I-Corps: Commercialization Feasibility Study of Mesocale Planar Heliostats

I-Corps：中尺度平面定日镜商业化可行性研究

• 批准号: 1401669
• 负责人: Amit Lal
• 金额: $ 5万
• 依托单位: Cornell University
• 依托单位国家: 美国
• 项目类别: Standard Grant
• 财政年份: 2014
• 资助国家: 美国
• 起止时间: 2014-01-01 至 2016-04-30
• 项目状态: 已结题
• 来源: https://www.nsf.gov/awardsearch/showAward?AWD_ID=1401669&HistoricalAwards=false
• 关键词: Corps; Commercialization; Feasibility; Study; Mesocale

This project plans to further develop an organic agriculture technology that has the potential to treat soil and water using a service-based model for farmers. Exploration of scaling of heliostats indicates that reducing the size of mirrors can lead to reduced weight and high speed control for fast maneuvering of focus spot. The scaling of mirrors and off- the-shelve actuators to move mirrors indicates that mesoscale heliostats that are planar is possible. These planar heliostats are capable of being attached to vertical surfaces, can be remotely actuated, and have low mass for easy installation on mobile platforms at a low cost. The mobility of the heliostat technology enables one to transport concentrated solar capability to anywhere, and hence enable a service based model for solar-thermal applications. An objective of the project is to determine the degree to which concentrated solar thermal systems can be useful. This will be done by studying the maximum power flux that can be achieved in the face of motion, under varying solar illumination, and in a safe way. The use of both UV and IR components presents a way to not only use purely thermal mechanism to treat agricultural material like soil, but also to use photo-chemical approaches. The understanding of these approaches would enable a paradigm for sustainable agriculture.The potential to use solar concentrated sunlight to clean soils, can not only reduce the energy use, but also reduce the health and environmental harmful effects of pesticides. This work will aim at eliminating pesticides, leading to reduced contamination of soil with cancer-causing chemicals, making food safer both for farm-workers and consumers. The project aims to eliminate the use of gaseous pesticides such as methyl-bromide, which is a strong green- house gas, and reduce the rate of ozone depletion. By reducing the use of liquid pesticides, and the associated fossil-fuel used to make them, this technology will reduce the released CO2, decreasing the effect of farming on global warming. By enabling soil-sterilization using the sun, even in areas where sun is not bright enough, food yield can be increased while reducing cost of production. The team estimates that the cost of fruit production would drop by 15-20% percent to enable lower cost fruit availability.

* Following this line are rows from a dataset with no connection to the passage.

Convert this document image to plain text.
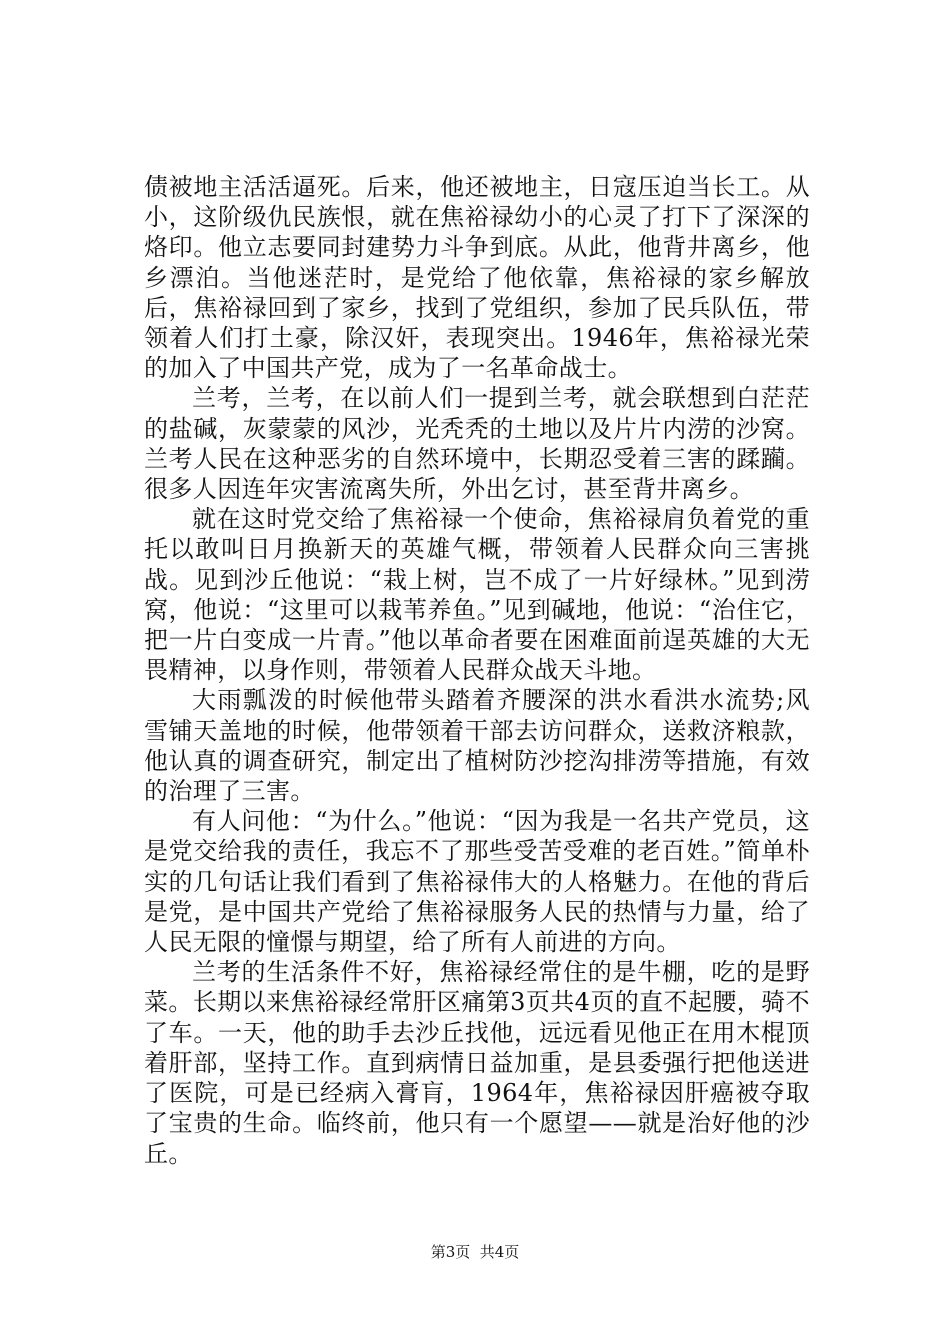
债被地主活活逼死。后来，他还被地主，日寇压迫当长工。从小，这阶级仇民族恨，就在焦裕禄幼小的心灵了打下了深深的烙印。他立志要同封建势力斗争到底。从此，他背井离乡，他乡漂泊。当他迷茫时，是党给了他依靠，焦裕禄的家乡解放后，焦裕禄回到了家乡，找到了党组织，参加了民兵队伍，带领着人们打土豪，除汉奸，表现突出。1946年，焦裕禄光荣的加入了中国共产党，成为了一名革命战士。

兰考，兰考，在以前人们一提到兰考，就会联想到白茫茫的盐碱，灰蒙蒙的风沙，光秃秃的土地以及片片内涝的沙窝。兰考人民在这种恶劣的自然环境中，长期忍受着三害的蹂躏。很多人因连年灾害流离失所，外出乞讨，甚至背井离乡。

就在这时党交给了焦裕禄一个使命，焦裕禄肩负着党的重托以敢叫日月换新天的英雄气概，带领着人民群众向三害挑战。见到沙丘他说：“栽上树，岂不成了一片好绿林。”见到涝窝，他说：“这里可以栽苇养鱼。”见到碱地，他说：“治住它，把一片白变成一片青。”他以革命者要在困难面前逞英雄的大无畏精神，以身作则，带领着人民群众战天斗地。

大雨瓢泼的时候他带头踏着齐腰深的洪水看洪水流势;风雪铺天盖地的时候，他带领着干部去访问群众，送救济粮款，他认真的调查研究，制定出了植树防沙挖沟排涝等措施，有效的治理了三害。

有人问他：“为什么。”他说：“因为我是一名共产党员，这是党交给我的责任，我忘不了那些受苦受难的老百姓。”简单朴实的几句话让我们看到了焦裕禄伟大的人格魅力。在他的背后是党，是中国共产党给了焦裕禄服务人民的热情与力量，给了人民无限的憧憬与期望，给了所有人前进的方向。

兰考的生活条件不好，焦裕禄经常住的是牛棚，吃的是野菜。长期以来焦裕禄经常肝区痛第3页共4页的直不起腰，骑不了车。一天，他的助手去沙丘找他，远远看见他正在用木棍顶着肝部，坚持工作。直到病情日益加重，是县委强行把他送进了医院，可是已经病入膏肓，1964年，焦裕禄因肝癌被夺取了宝贵的生命。临终前，他只有一个愿望——就是治好他的沙丘。

第3页  共4页
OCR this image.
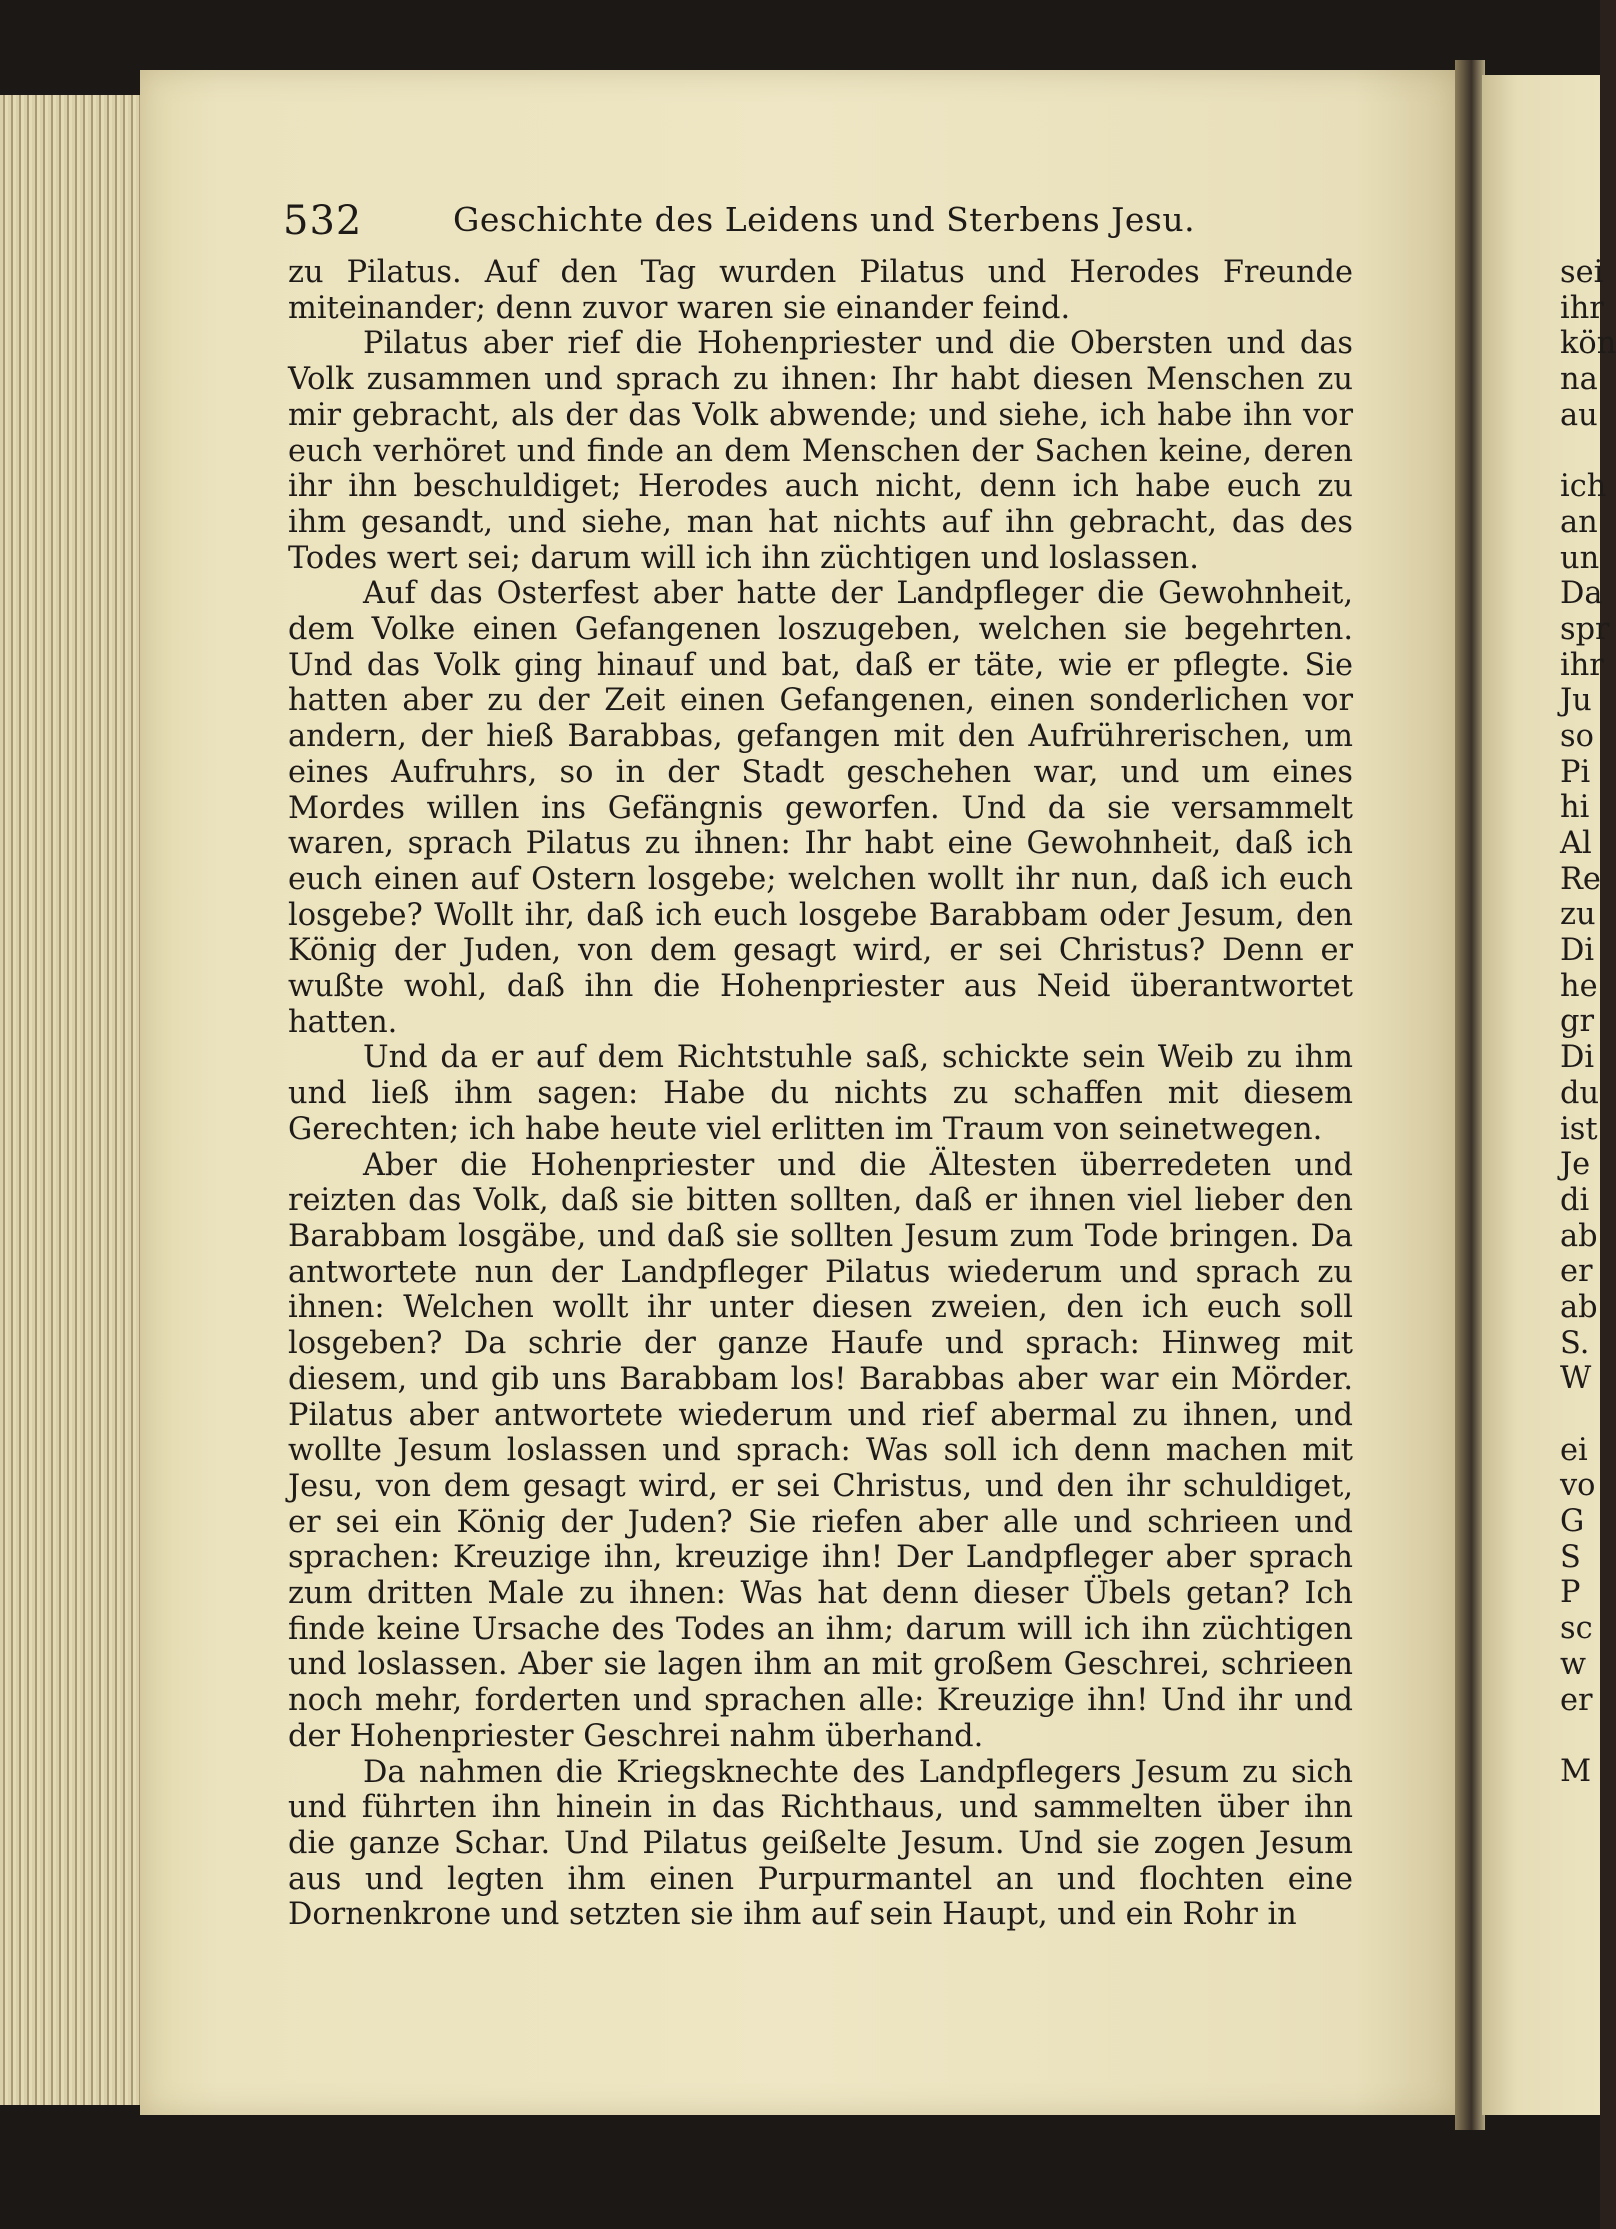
532	Geschichte des Leidens und Sterbens Jesu.

zu Pilatus. Auf den Tag wurden Pilatus und Herodes Freunde miteinander; denn zuvor waren sie einander feind.

Pilatus aber rief die Hohenpriester und die Obersten und das Volk zusammen und sprach zu ihnen: Ihr habt diesen Menschen zu mir gebracht, als der das Volk abwende; und siehe, ich habe ihn vor euch verhöret und finde an dem Menschen der Sachen keine, deren ihr ihn beschuldiget; Herodes auch nicht, denn ich habe euch zu ihm gesandt, und siehe, man hat nichts auf ihn gebracht, das des Todes wert sei; darum will ich ihn züchtigen und loslassen.

Auf das Osterfest aber hatte der Landpfleger die Gewohnheit, dem Volke einen Gefangenen loszugeben, welchen sie begehrten. Und das Volk ging hinauf und bat, daß er täte, wie er pflegte. Sie hatten aber zu der Zeit einen Gefangenen, einen sonderlichen vor andern, der hieß Barabbas, gefangen mit den Aufrührerischen, um eines Aufruhrs, so in der Stadt geschehen war, und um eines Mordes willen ins Gefängnis geworfen. Und da sie versammelt waren, sprach Pilatus zu ihnen: Ihr habt eine Gewohnheit, daß ich euch einen auf Ostern losgebe; welchen wollt ihr nun, daß ich euch losgebe? Wollt ihr, daß ich euch losgebe Barabbam oder Jesum, den König der Juden, von dem gesagt wird, er sei Christus? Denn er wußte wohl, daß ihn die Hohenpriester aus Neid überantwortet hatten.

Und da er auf dem Richtstuhle saß, schickte sein Weib zu ihm und ließ ihm sagen: Habe du nichts zu schaffen mit diesem Gerechten; ich habe heute viel erlitten im Traum von seinetwegen.

Aber die Hohenpriester und die Ältesten überredeten und reizten das Volk, daß sie bitten sollten, daß er ihnen viel lieber den Barabbam losgäbe, und daß sie sollten Jesum zum Tode bringen. Da antwortete nun der Landpfleger Pilatus wiederum und sprach zu ihnen: Welchen wollt ihr unter diesen zweien, den ich euch soll losgeben? Da schrie der ganze Haufe und sprach: Hinweg mit diesem, und gib uns Barabbam los! Barabbas aber war ein Mörder. Pilatus aber antwortete wiederum und rief abermal zu ihnen, und wollte Jesum loslassen und sprach: Was soll ich denn machen mit Jesu, von dem gesagt wird, er sei Christus, und den ihr schuldiget, er sei ein König der Juden? Sie riefen aber alle und schrieen und sprachen: Kreuzige ihn, kreuzige ihn! Der Landpfleger aber sprach zum dritten Male zu ihnen: Was hat denn dieser Übels getan? Ich finde keine Ursache des Todes an ihm; darum will ich ihn züchtigen und loslassen. Aber sie lagen ihm an mit großem Geschrei, schrieen noch mehr, forderten und sprachen alle: Kreuzige ihn! Und ihr und der Hohenpriester Geschrei nahm überhand.

Da nahmen die Kriegsknechte des Landpflegers Jesum zu sich und führten ihn hinein in das Richthaus, und sammelten über ihn die ganze Schar. Und Pilatus geißelte Jesum. Und sie zogen Jesum aus und legten ihm einen Purpurmantel an und flochten eine Dornenkrone und setzten sie ihm auf sein Haupt, und ein Rohr in

sei
ihr
kön
na
au
ich
an
un
Da
spr
ihr
Ju
so
Pi
hi
Al
Re
zu
Di
he
gr
Di
du
ist
Je
di
ab
er
ab
S.
W
ei
vo
G
S
P
sc
w
er
M
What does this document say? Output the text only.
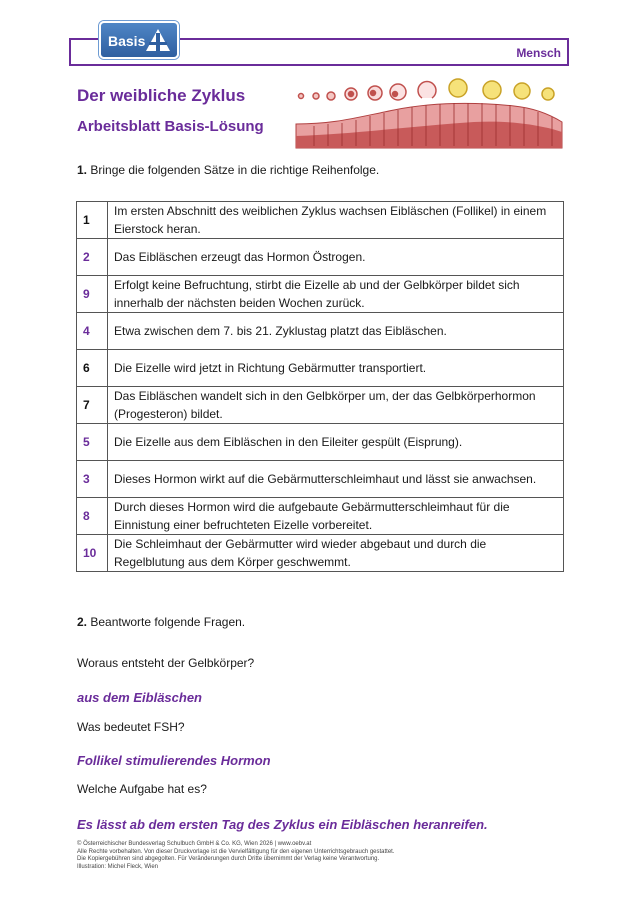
Mensch
Basis
Der weibliche Zyklus
Arbeitsblatt Basis-Lösung
1. Bringe die folgenden Sätze in die richtige Reihenfolge.
1	Im ersten Abschnitt des weiblichen Zyklus wachsen Eibläschen (Follikel) in einem Eierstock heran.
2	Das Eibläschen erzeugt das Hormon Östrogen.
9	Erfolgt keine Befruchtung, stirbt die Eizelle ab und der Gelbkörper bildet sich innerhalb der nächsten beiden Wochen zurück.
4	Etwa zwischen dem 7. bis 21. Zyklustag platzt das Eibläschen.
6	Die Eizelle wird jetzt in Richtung Gebärmutter transportiert.
7	Das Eibläschen wandelt sich in den Gelbkörper um, der das Gelbkörperhormon (Progesteron) bildet.
5	Die Eizelle aus dem Eibläschen in den Eileiter gespült (Eisprung).
3	Dieses Hormon wirkt auf die Gebärmutterschleimhaut und lässt sie anwachsen.
8	Durch dieses Hormon wird die aufgebaute Gebärmutterschleimhaut für die Einnistung einer befruchteten Eizelle vorbereitet.
10	Die Schleimhaut der Gebärmutter wird wieder abgebaut und durch die Regelblutung aus dem Körper geschwemmt.
2. Beantworte folgende Fragen.
Woraus entsteht der Gelbkörper?
aus dem Eibläschen
Was bedeutet FSH?
Follikel stimulierendes Hormon
Welche Aufgabe hat es?
Es lässt ab dem ersten Tag des Zyklus ein Eibläschen heranreifen.
© Österreichischer Bundesverlag Schulbuch GmbH & Co. KG, Wien 2026 | www.oebv.at
Alle Rechte vorbehalten. Von dieser Druckvorlage ist die Vervielfältigung für den eigenen Unterrichtsgebrauch gestattet.
Die Kopiergebühren sind abgegolten. Für Veränderungen durch Dritte übernimmt der Verlag keine Verantwortung.
Illustration: Michel Fleck, Wien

该项目计划进一步开发一种有机农业技术，该技术有可能利用面向农民的服务模式来处理土壤和水。对定日镜缩放的探索表明，减小反射镜的尺寸可以导致减小的重量和用于快速操纵聚焦光斑的高速控制。反射镜和用于移动反射镜的现成致动器的缩放表明平面的中尺度定日镜是可能的。这些平面定日镜能够附接到垂直表面，可以远程致动，并且具有低质量，以便以低成本容易地安装在移动的平台上。定日镜技术的移动性使人们能够将集中的太阳能能力运输到任何地方，从而实现太阳能热应用的基于服务的模型。该项目的一个目标是确定聚光太阳能热系统的实用程度。这将通过研究在运动中，在不同的太阳光照下，以安全的方式可以实现的最大功率通量来完成。UV和IR组分的使用提供了一种不仅使用纯粹的热机制来处理农业材料如土壤，而且使用光化学方法的方式。对这些方法的理解将为可持续农业提供一个范例。利用太阳能集中阳光清洁土壤的潜力，不仅可以减少能源的使用，而且可以减少农药对健康和环境的有害影响。这项工作旨在消除农药，减少土壤中致癌化学物质的污染，使食品对农场工人和消费者都更安全。该项目旨在消除使用溴甲烷等气体杀虫剂，溴甲烷是一种强烈的绿色室内气体，并降低臭氧消耗率。通过减少液体杀虫剂的使用，以及用于制造它们的相关化石燃料，这项技术将减少释放的二氧化碳，减少农业对全球变暖的影响。即使在阳光不足的地区，也可以利用阳光进行土壤消毒，从而提高粮食产量，同时降低生产成本。该团队估计，水果生产成本将下降15-20%，以实现更低的水果供应成本。